Look with curiosity, not with conclusions.
Look with curiosity, not with expectations.
Look with curiosity, not with certainty.
Valid
Instead of Truth, I am seeking Valid. Valid means “correlates with reality”. Reality is “that which intrudes”. I believe my view to be valid, I don’t know if it is true.
Invalid simply means “does not correlate”, that there is a way to look at that view that does not correlate with reality (example: flat earth).
If reality appears a certain way, then it is possible that it is that way.
Einstein’s General Relativity says that motion is relative to your inertial frame, which for us is the earth. So the view that the sun goes around the earth is valid.
From space, we can see that the earth is a sphere. So the view that the earth is flat is invalid.
Sankara’s
The term Sankara is usually translated as Mental Formation. I use it in a sense similar to Carl Jung: as a complex.
Identify the Sankara that is being fed.
Dependent Origination
It was during the DPP retreat in the desert that I first saw this one through: from ignorance to suffering.
The awareness of time is one of the causes and conditions, and that is what it is: causes and conditions. There are tipping points, gradual, sudden, duality.
Causes and conditions:
The event occurred because the causes and conditions reached the trigger level.
Two Views
Process View and Emptiness View.
In order to explain the two views, I will use an analogy: Sun Centered vs. Earth Centered views of the solar system. The Earth Centered and Sun Centered views are both valid. And each has advantages when explaining what we see. However, the Sun Centered view is less cumbersome when explaining the motion of the planets. In the same way, the Process view is less cumbersome when explaining Not-Self than the Emptiness view.
The regression of the planets is something real, something we see and experience. In the earth centered view, the epicycle view isn’t invalid, it is just complicated. In the sun centered view it is easy to understand.
The earth-centered view is our reality: nomena. The sun-centered view is conceptual: phenomena.
In the emptiness view, the phrase “form is emptiness, emptiness if form” is hard to understand.
I find viewing from the Process View makes it easier to see emptyness, just like viewing sun-centered makes it easier to see retrograde motion.
Process View
What is it really?

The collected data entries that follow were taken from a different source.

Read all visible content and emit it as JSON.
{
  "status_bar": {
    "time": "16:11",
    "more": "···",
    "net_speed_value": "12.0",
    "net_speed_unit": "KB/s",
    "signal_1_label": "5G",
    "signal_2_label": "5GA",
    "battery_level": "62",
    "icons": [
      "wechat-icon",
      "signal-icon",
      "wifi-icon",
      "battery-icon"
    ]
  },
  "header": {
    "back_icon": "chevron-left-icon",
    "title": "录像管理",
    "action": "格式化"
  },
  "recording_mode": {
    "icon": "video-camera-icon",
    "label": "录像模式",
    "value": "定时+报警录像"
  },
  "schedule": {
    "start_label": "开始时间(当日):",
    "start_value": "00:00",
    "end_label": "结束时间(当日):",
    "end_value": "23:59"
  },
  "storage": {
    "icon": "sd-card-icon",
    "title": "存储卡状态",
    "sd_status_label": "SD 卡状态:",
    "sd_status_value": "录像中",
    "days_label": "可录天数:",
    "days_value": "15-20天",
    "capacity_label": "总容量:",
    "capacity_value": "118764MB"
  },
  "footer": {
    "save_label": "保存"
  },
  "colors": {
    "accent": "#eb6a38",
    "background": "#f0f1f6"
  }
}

Is the Red Spot on Jupiter really there? It is easy to prove it isn’t, if we fall into the dimensional fallacy.
Spiritual seekers often express the view that there is “no permanent, unchanging, Self”. Yes, when you add “permanent” and “unchanging”, then I think that is valid. What if the Self was not permanent: what if it came into existence, stayed for awhile, and then went away? What if it was continuously changing?

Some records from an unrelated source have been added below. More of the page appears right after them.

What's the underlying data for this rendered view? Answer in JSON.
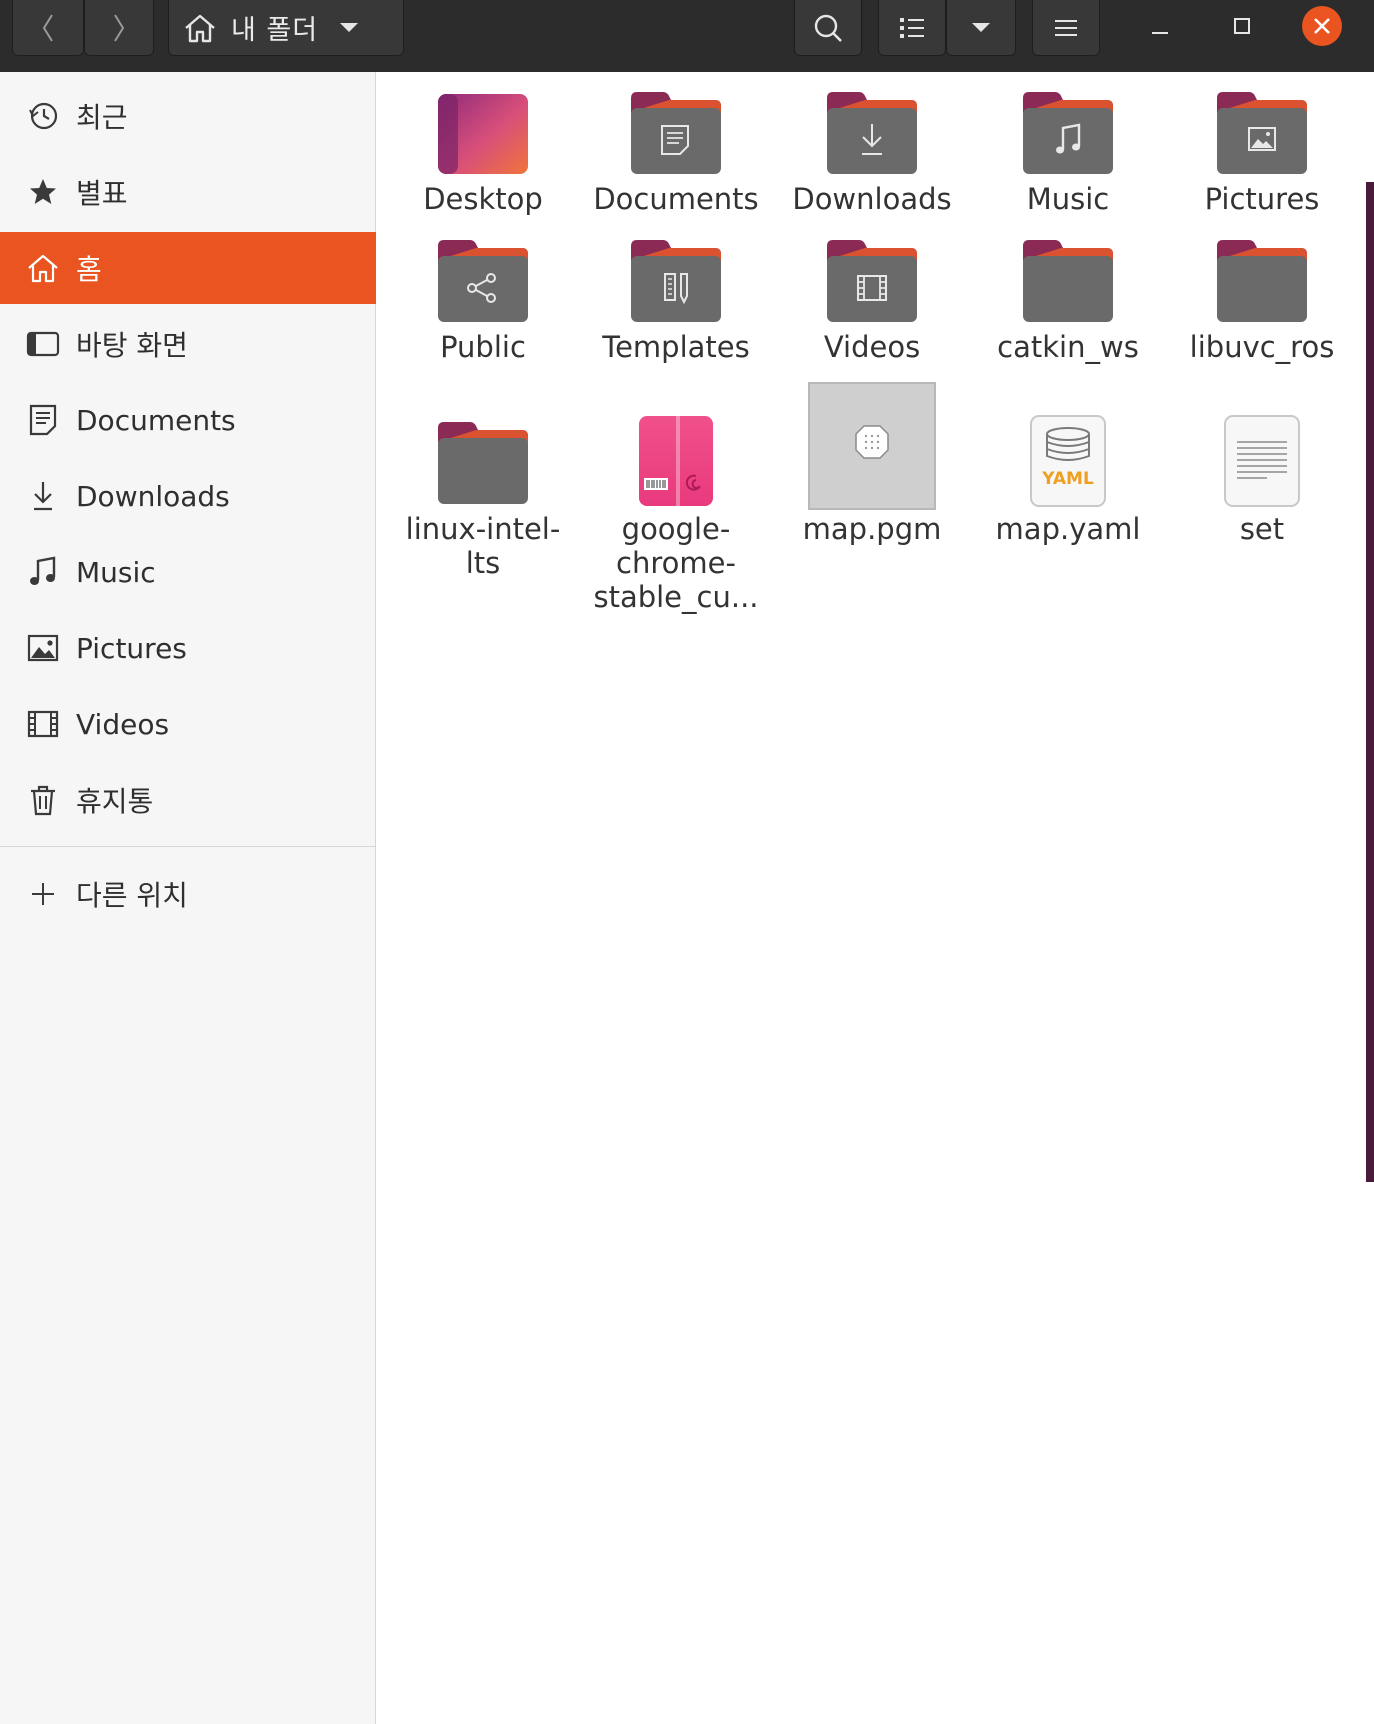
{
  "header": {
    "path_label": "내 폴더",
    "icons": [
      "back-icon",
      "forward-icon",
      "home-icon",
      "dropdown-icon",
      "search-icon",
      "list-view-icon",
      "view-dropdown-icon",
      "menu-icon",
      "minimize-icon",
      "maximize-icon",
      "close-icon"
    ]
  },
  "sidebar": {
    "items": [
      {
        "label": "최근",
        "icon": "recent-icon"
      },
      {
        "label": "별표",
        "icon": "star-icon"
      },
      {
        "label": "홈",
        "icon": "home-icon",
        "active": true
      },
      {
        "label": "바탕 화면",
        "icon": "desktop-icon"
      },
      {
        "label": "Documents",
        "icon": "documents-icon"
      },
      {
        "label": "Downloads",
        "icon": "downloads-icon"
      },
      {
        "label": "Music",
        "icon": "music-icon"
      },
      {
        "label": "Pictures",
        "icon": "pictures-icon"
      },
      {
        "label": "Videos",
        "icon": "videos-icon"
      },
      {
        "label": "휴지통",
        "icon": "trash-icon"
      }
    ],
    "other_locations": {
      "label": "다른 위치",
      "icon": "plus-icon"
    }
  },
  "files": [
    {
      "name": "Desktop",
      "icon": "desktop-folder-icon"
    },
    {
      "name": "Documents",
      "icon": "documents-folder-icon"
    },
    {
      "name": "Downloads",
      "icon": "downloads-folder-icon"
    },
    {
      "name": "Music",
      "icon": "music-folder-icon"
    },
    {
      "name": "Pictures",
      "icon": "pictures-folder-icon"
    },
    {
      "name": "Public",
      "icon": "public-folder-icon"
    },
    {
      "name": "Templates",
      "icon": "templates-folder-icon"
    },
    {
      "name": "Videos",
      "icon": "videos-folder-icon"
    },
    {
      "name": "catkin_ws",
      "icon": "folder-icon"
    },
    {
      "name": "libuvc_ros",
      "icon": "folder-icon"
    },
    {
      "name_lines": [
        "linux-intel-",
        "lts"
      ],
      "icon": "folder-icon"
    },
    {
      "name_lines": [
        "google-",
        "chrome-",
        "stable_cu..."
      ],
      "icon": "deb-package-icon"
    },
    {
      "name": "map.pgm",
      "icon": "image-file-icon"
    },
    {
      "name": "map.yaml",
      "icon": "yaml-file-icon"
    },
    {
      "name": "set",
      "icon": "text-file-icon"
    }
  ],
  "colors": {
    "accent": "#e95420",
    "headerbar": "#2c2c2c",
    "folder_body": "#6a6a6a",
    "folder_tab": "#8a2a55"
  }
}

That is the basis of the process view: we are a verb, we not a noun: a process, not a thing. We are a self-organizing, dynamically stable, bonded process. Complex systems are self-organizing. They follow patterns, affordances, and attractors.
And we do exist. I am the whole of me, not any part. Each part comes, attaches for a time, then goes. And so of I. We exist in the same way the Red Spot on Jupiter exists: we have boundaries: boundaries in time, boundaries in space. There is Self, and there is other.
My place is in motion, each choice is a letting go.
Yes, connected: all things are connected. And separate too.
Emptiness is form, form is emptiness
It’s a noun! Form is a noun, a noun is empty. A noun is a snapshot of a verb.
Noumena is reality, phenomena is the reality we see. Reality is a verb, a constantly flowing stream of processes. We see a form and name it. That name is not the thing, that name is only a pointer.
The form we see, the form we name, is phenomena, is in our heads. It doesn’t exist with out us, it has no “inherent existance”, it is empty.
Emptiness is form, form is emptiness.